Ironically, “pro-life” political theater makes both of these changes more difficult. In fact, conservative policy priorities read like a list of what one would do to protect a market for high-cost clinic-based surgical abortion. Conservative leaders spread scary misinformation about contraceptives, as in the American Life League’s “Pill Kills” campaign or the Catholic Church’s insistence that IUDs cause infertility (they don’t) or work by inducing miscarriage. (They don’t.) Conservative religious leaders and policymakers obstruct lower prevention costs for poor and working women—for example, the Obamacare contraceptive mandate. They obstruct evidence-based sex ed and efforts to meet sexually active teens where they are at—via school-based clinics.
Religious conservatives also are doing all in their power to block a transition from clinic-based abortion procedures to early therapeutic miscarriage: by excluding advance practice nurses from abortion care, by requiring multiple unnecessary tests and exams, by requiring that mifepristone be administered in a clinic or surgery center rather than at home, and by blocking the transition to telemedicine for women in remote communities. Some states require adherence to an outdated medication regimen that forces woman to take a larger dose of medication than she needs, increasing cost and side effects.
Despite posturing to the contrary, the mountain of laws restricting therapeutic miscarriage have nothing to do with promoting health. Despite obstacles, 2.5 million women have now safely used mifepristone to self-induce an early miscarriage. The quality of early abortion care (both medications and aspiration procedures) provided by advanced practice clinicians is comparable to that provided by doctors. Many women like the option of consulting with a care provider via video rather than in person, and research shows that this option is not only safe and effective but also reduces second trimester abortions.

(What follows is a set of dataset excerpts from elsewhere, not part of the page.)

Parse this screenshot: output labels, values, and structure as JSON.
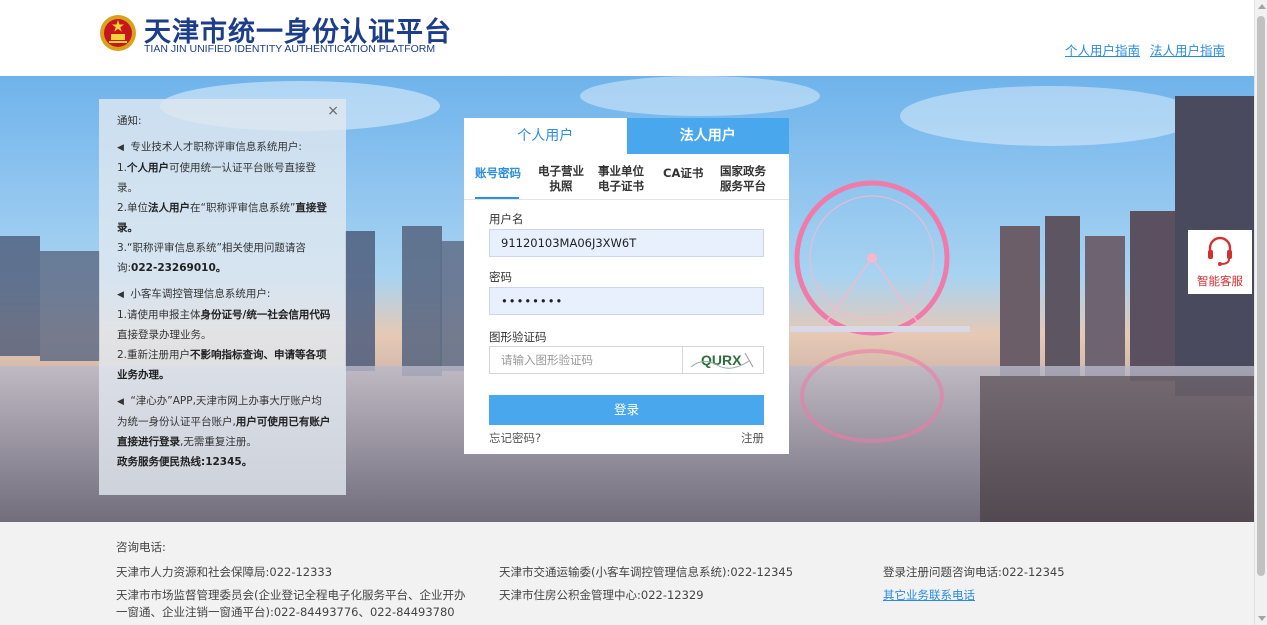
{
  "header": {
    "title_cn": "天津市统一身份认证平台",
    "title_en": "TIAN JIN UNIFIED IDENTITY AUTHENTICATION PLATFORM",
    "links": [
      "个人用户指南",
      "法人用户指南"
    ]
  },
  "notice": {
    "close": "×",
    "title": "通知:",
    "s1_head": "专业技术人才职称评审信息系统用户:",
    "s1_l1a": "1.",
    "s1_l1b": "个人用户",
    "s1_l1c": "可使用统一认证平台账号直接登录。",
    "s1_l2a": "2.单位",
    "s1_l2b": "法人用户",
    "s1_l2c": "在“职称评审信息系统”",
    "s1_l2d": "直接登录。",
    "s1_l3a": "3.“职称评审信息系统”相关使用问题请咨询:",
    "s1_l3b": "022-23269010。",
    "s2_head": "小客车调控管理信息系统用户:",
    "s2_l1a": "1.请使用申报主体",
    "s2_l1b": "身份证号/统一社会信用代码",
    "s2_l1c": "直接登录办理业务。",
    "s2_l2a": "2.重新注册用户",
    "s2_l2b": "不影响指标查询、申请等各项业务办理。",
    "s3_a": "“津心办”APP,天津市网上办事大厅账户均为统一身份认证平台账户,",
    "s3_b": "用户可使用已有账户直接进行登录",
    "s3_c": ",无需重复注册。",
    "s3_d": "政务服务便民热线:12345。"
  },
  "login": {
    "tabs": [
      "个人用户",
      "法人用户"
    ],
    "methods": [
      "账号密码",
      "电子营业\n执照",
      "事业单位\n电子证书",
      "CA证书",
      "国家政务\n服务平台"
    ],
    "username_label": "用户名",
    "username_value": "91120103MA06J3XW6T",
    "password_label": "密码",
    "password_value": "••••••••",
    "captcha_label": "图形验证码",
    "captcha_placeholder": "请输入图形验证码",
    "captcha_text": "QURX",
    "submit": "登录",
    "forgot": "忘记密码?",
    "register": "注册"
  },
  "service": {
    "label": "智能客服"
  },
  "footer": {
    "title": "咨询电话:",
    "c1": [
      "天津市人力资源和社会保障局:022-12333",
      "天津市市场监督管理委员会(企业登记全程电子化服务平台、企业开办",
      "一窗通、企业注销一窗通平台):022-84493776、022-84493780"
    ],
    "c2": [
      "天津市交通运输委(小客车调控管理信息系统):022-12345",
      "天津市住房公积金管理中心:022-12329"
    ],
    "c3": [
      "登录注册问题咨询电话:022-12345",
      "其它业务联系电话"
    ]
  },
  "colors": {
    "brand": "#1b3d8a",
    "accent": "#49a7ee",
    "link": "#2a8be0",
    "service": "#d43030"
  }
}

Tragically, more than 200 American women die each year from pregnancies they hadn’t intended, many leaving behind motherless children. These deaths are preventable. The conservative determination to keep women from having sex—and to keep them pregnant if they do—is costing lives, devastating families and burdening communities that are left to pick up the pieces.
It Gets Better
Today half of U.S. pregnancies are unintended, and almost half of those end in abortion. We can do better. A lot better. And in fact we are doing better. My mother relied on a diaphragm, had no access to legal abortion, and then raised six “accidents” who taxed her marriage and mental health to their limits. As a young woman I had access to the pill and then an abortion when I needed one, and I was able to limit my childbearing and enjoy my work and parenting (and my husband). My daughters, who have state-of-the-art IUDs that protect against cancers and miserable monthlies, will probably never need abortion care. Thanks to advances in technology and medical practice they will be able to pursue their dreams and form the families of their choosing, bringing children into the world when they feel ready.
My daughter are privileged. They have the best pregnancy prevention money can buy and, should it fail, will get whatever medical care they choose. But chosen childbearing shouldn’t be a matter of privilege—it should be a basic human right. We have the technology to make that a reality, and to vastly improve lives in the process. The only question is whether we have the will.